The delivery of a machine learning processing system into production means a supply of potential learning material is flowing through the system. Any sensible and well-engineered system will have a mechanism for identifying samples that are too borderline to safely classify. We divert those samples into a Manual processing category.

The challenge with the materials in the Manual class is how to utilise them for improvement in the resident system. A good deal of research has gone into the process of Active Learning, which is the task of selecting new materials to add to the training materials from a large set of untrained samples.

There are two major dimensions to this selection process: Samples that fall near the class boundaries, and samples that represent attribute profiles significantly different to anything in the training materials.

Automated detection of both of these types of samples requires two different analytical methods known as Uncertainty Sampling and Diversity Sampling respectively. An excellent text on these processes is by Robert Munro, Human-in-the-Loop-Machine Learning, MEAP Edition Version 7, 2020, Manning Publications.
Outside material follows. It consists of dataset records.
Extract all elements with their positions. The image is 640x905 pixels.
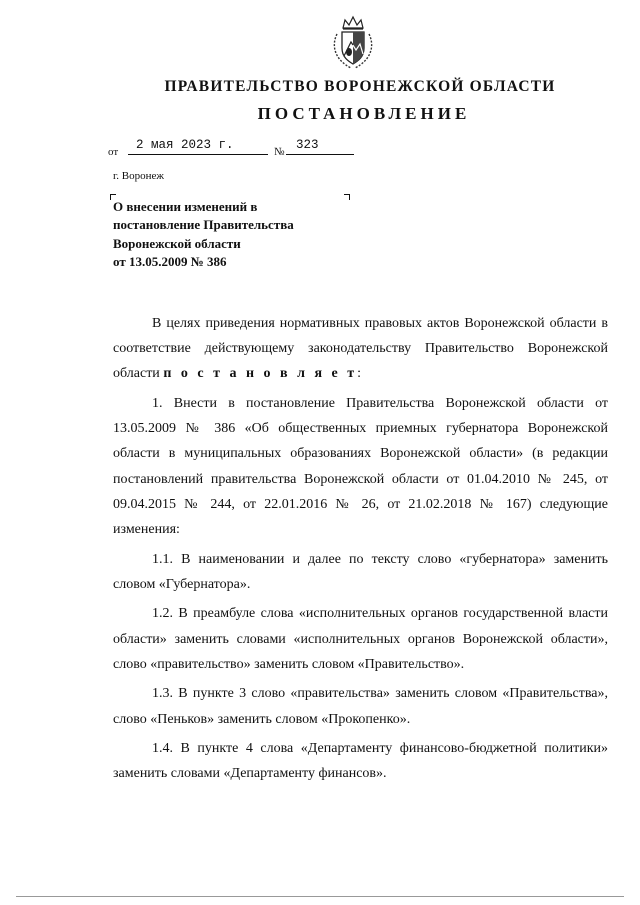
organization-title: ПРАВИТЕЛЬСТВО ВОРОНЕЖСКОЙ ОБЛАСТИ: [164, 78, 556, 95]
number-prefix: №: [274, 146, 285, 158]
date-prefix: от: [108, 146, 119, 158]
document-date: 2 мая 2023 г.: [128, 138, 268, 155]
preamble-end: :: [357, 366, 362, 382]
preamble-text: В целях приведения нормативных правовых актов Воронежской области в соответствие действующему законодательству Правительство Воронежской области: [113, 316, 608, 382]
item-paragraph: 1. Внести в постановление Правительства Воронежской области от 13.05.2009 № 386 «Об общественных приемных губернатора Воронежской области в муниципальных образованиях Воронежской области» (в редакции постановлений правительства Воронежской области от 01.04.2010 № 245, от 09.04.2015 № 244, от 22.01.2016 № 26, от 21.02.2018 № 167) следующие изменения:: [113, 396, 608, 538]
document-subject: [113, 198, 353, 271]
subject-line: от 13.05.2009 № 386: [113, 253, 227, 269]
item-paragraph: 1.1. В наименовании и далее по тексту слово «губернатора» заменить словом «Губернатора».: [113, 551, 608, 592]
preamble-verb: п о с т а н о в л я е т: [163, 366, 358, 382]
page-bottom-rule: [16, 896, 624, 897]
item-paragraph: 1.4. В пункте 4 слова «Департаменту финансово-бюджетной политики» заменить словами «Департаменту финансов».: [113, 741, 608, 782]
item-paragraph: 1.3. В пункте 3 слово «правительства» заменить словом «Правительства», слово «Пеньков» заменить словом «Прокопенко».: [113, 686, 608, 727]
subject-line: О внесении изменений в: [113, 199, 258, 214]
document-number: 323: [286, 138, 354, 155]
document-type-title: ПОСТАНОВЛЕНИЕ: [257, 104, 471, 123]
item-paragraph: 1.2. В преамбуле слова «исполнительных органов государственной власти области» заменить словами «исполнительных органов Воронежской области», слово «правительство» заменить словом «Правительство».: [113, 606, 608, 672]
preamble-paragraph: [113, 311, 608, 387]
subject-line: постановление Правительства: [113, 217, 294, 233]
voronezh-coat-of-arms-icon: [329, 14, 377, 72]
document-body: [113, 311, 608, 791]
city-label: г. Воронеж: [113, 170, 164, 182]
subject-line: Воронежской области: [113, 235, 241, 251]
GOOD DATA can be accumulated through a strategy of Continuous Process Improvement (CPI) and any worthwhile clinical Machine Learning system will need to have that in place, otherwise the system is trapped in an inescapable universe of self-fulfilling prophecies with no way of learning what it doesn’t know, and should know, to be safe. A clinical ML system without CPI is hobbled by “unknown unknowns” which can lead to errors, both trivial and catastrophic.